Tartaric acid and malic acid are the dominant organic acids in grape berries, and their accumulation levels are regulated by the genetic backgrounds of varieties, fruit development processes and environmental conditions. Tartaric acid is an iconic characteristic component of grapes, and is mainly accumulated in the early stage of berry development and remains relatively stable after ripening. It is the core material for maintaining the stability of acidity during the ripening of grapes. In grape (V. vinifera ‘Beichun,’ ‘Gewürztraminer’), the transketolase gene VvTK2 acts as a positive regulator of TA biosynthesis by modulating key downstream enzymatic steps [71]. In ‘Aragonez’, the VvALMT9 channel mediates tartaric and malic acid storage through an ion-trap mechanism at the vacuolar membrane, which is essential for maintaining fruit acidity [72].
Malic acid in grapes accumulates in the early stage of fruit development, but degrades rapidly after veraison. This decrease reflects the coordinated transformation of the malic acid turnover pathway [16,73,74]. By analyzing the multi-year phenotypes of different grape varieties, it was found that there were significant differences in the degradation rate of malic acid after veraison [75]. Genotypic and phenotypic analyses of a biparental mapping population (‘Riesling’ × ‘Gewürztraminer’) identified QTLs associated with the malate-to-tartrate ratio on chromosomes 6 and 8, which affected acid composition but did not significantly alter berry pH. The pH value of grape fruit is dominated by the balance of tartaric acid and K+, and the change in pH value is significantly correlated with the loci regulating the ratio of [K+]: [tartaric acid] on chromosomes 10,11 and 13 [76]. Similarly, QTL mapping in an interspecific hybrid background (‘Norton’ × ‘Cabernet Sauvignon’) showed that both malic acid QTLs and pH QTLs were located on LG8, but were controlled by different parental alleles, indicating that the genetic regulation of acidity and pH was independent [77].

3.5. Tropical and Subtropical Fruits

The metabolic characteristics of organic acids in Annonaceae fruits were significantly different from those in temperate fruits.
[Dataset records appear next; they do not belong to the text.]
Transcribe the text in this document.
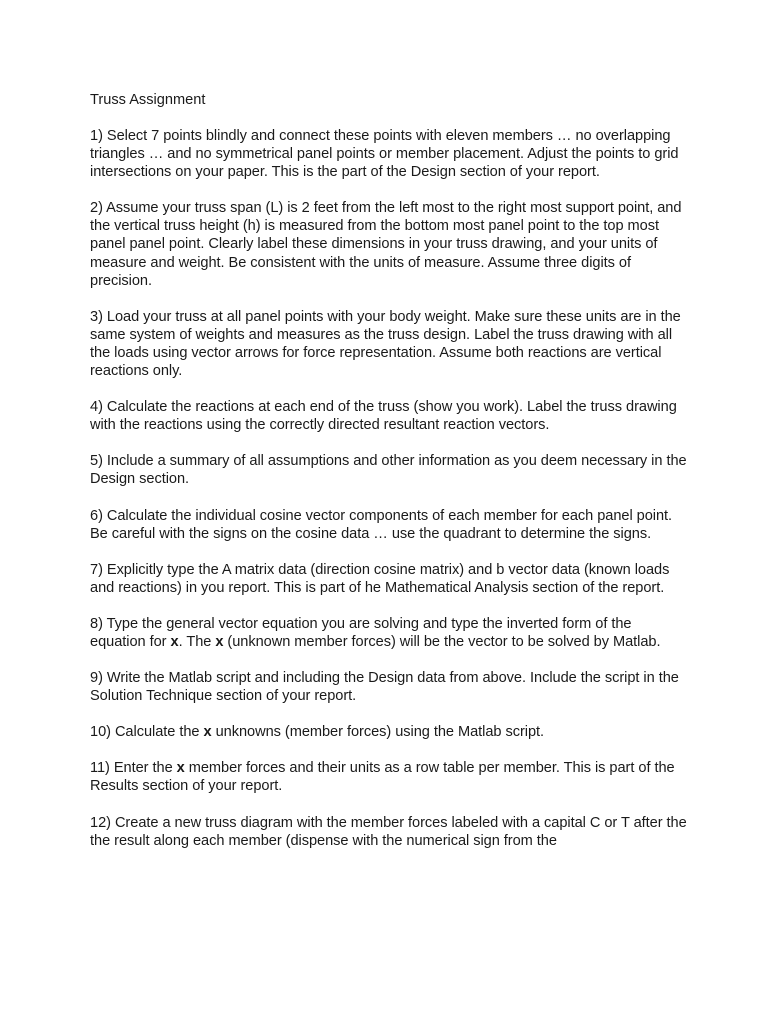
Truss Assignment

1) Select 7 points blindly and connect these points with eleven members … no overlapping triangles … and no symmetrical panel points or member placement. Adjust the points to grid intersections on your paper. This is the part of the Design section of your report.

2) Assume your truss span (L) is 2 feet from the left most to the right most support point, and the vertical truss height (h) is measured from the bottom most panel point to the top most panel panel point. Clearly label these dimensions in your truss drawing, and your units of measure and weight. Be consistent with the units of measure. Assume three digits of precision.

3) Load your truss at all panel points with your body weight. Make sure these units are in the same system of weights and measures as the truss design. Label the truss drawing with all the loads using vector arrows for force representation. Assume both reactions are vertical reactions only.

4) Calculate the reactions at each end of the truss (show you work). Label the truss drawing with the reactions using the correctly directed resultant reaction vectors.

5) Include a summary of all assumptions and other information as you deem necessary in the Design section.

6) Calculate the individual cosine vector components of each member for each panel point. Be careful with the signs on the cosine data … use the quadrant to determine the signs.

7) Explicitly type the A matrix data (direction cosine matrix) and b vector data (known loads and reactions) in you report. This is part of he Mathematical Analysis section of the report.

8) Type the general vector equation you are solving and type the inverted form of the equation for x. The x (unknown member forces) will be the vector to be solved by Matlab.

9) Write the Matlab script and including the Design data from above. Include the script in the Solution Technique section of your report.

10) Calculate the x unknowns (member forces) using the Matlab script.

11) Enter the x member forces and their units as a row table per member. This is part of the Results section of your report.

12) Create a new truss diagram with the member forces labeled with a capital C or T after the the result along each member (dispense with the numerical sign from the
The accumulation of organic acids in Annonaceae fruits showed an atypical change pattern during fruit ripening. In cherimoya (Annona cherimola), it exhibits an ‘acid accumulation’ ripening behavior; malic acid, especially citrate, can be strongly increased during ripening, contrary to the conventional pattern of acidity decline during most fruit ripening processes. This special acid accumulation phenotype is directly related to synergistic changes in gene transcription levels and key enzyme activities related to citric acid and malic acid synthesis and catabolism in fruits. Among them, the cytoplasmic cyNAD-MDH activity was increased, directly promoting the biosynthesis of malic acid; the activity of NAD-ME was inhibited, which significantly reduced the degradation of malic acid. The activity of mitochondrial citrate synthase (mCS) was increased, promoting the synthesis of citric acid. At the same time, the activity of ACO decreased, which blocked the decomposition pathway of citric acid. This result fully confirmed that the acid content balance during the fruit ripening of Annonaceae was the result of active regulation at the molecular level, rather than the simple dilution effect caused by fruit enlargement [78]. During the postharvest ripening of soursop (Annona muricata), malic acid content increased by seven times and citric acid increased by three times. Both of them reached the peak at three days after harvest, which was synchronized with the respiratory jump. About 50% of the total organic acid exists in the form of salt, and malic acid is the main contributor to a sour taste [79].
While direct TF-to-acid targets remain sparsely validated in Annonaceae, evidence from other fleshy fruits indicates that acidity can be transcriptionally controlled through modules that regulate organic-acid transporters and metabolic enzymes, especially NAC-family TFs [80]. These mechanistic precedents motivate systematic identification and validation of Annonaceae orthologs of NAC together with candidate transporter families [53].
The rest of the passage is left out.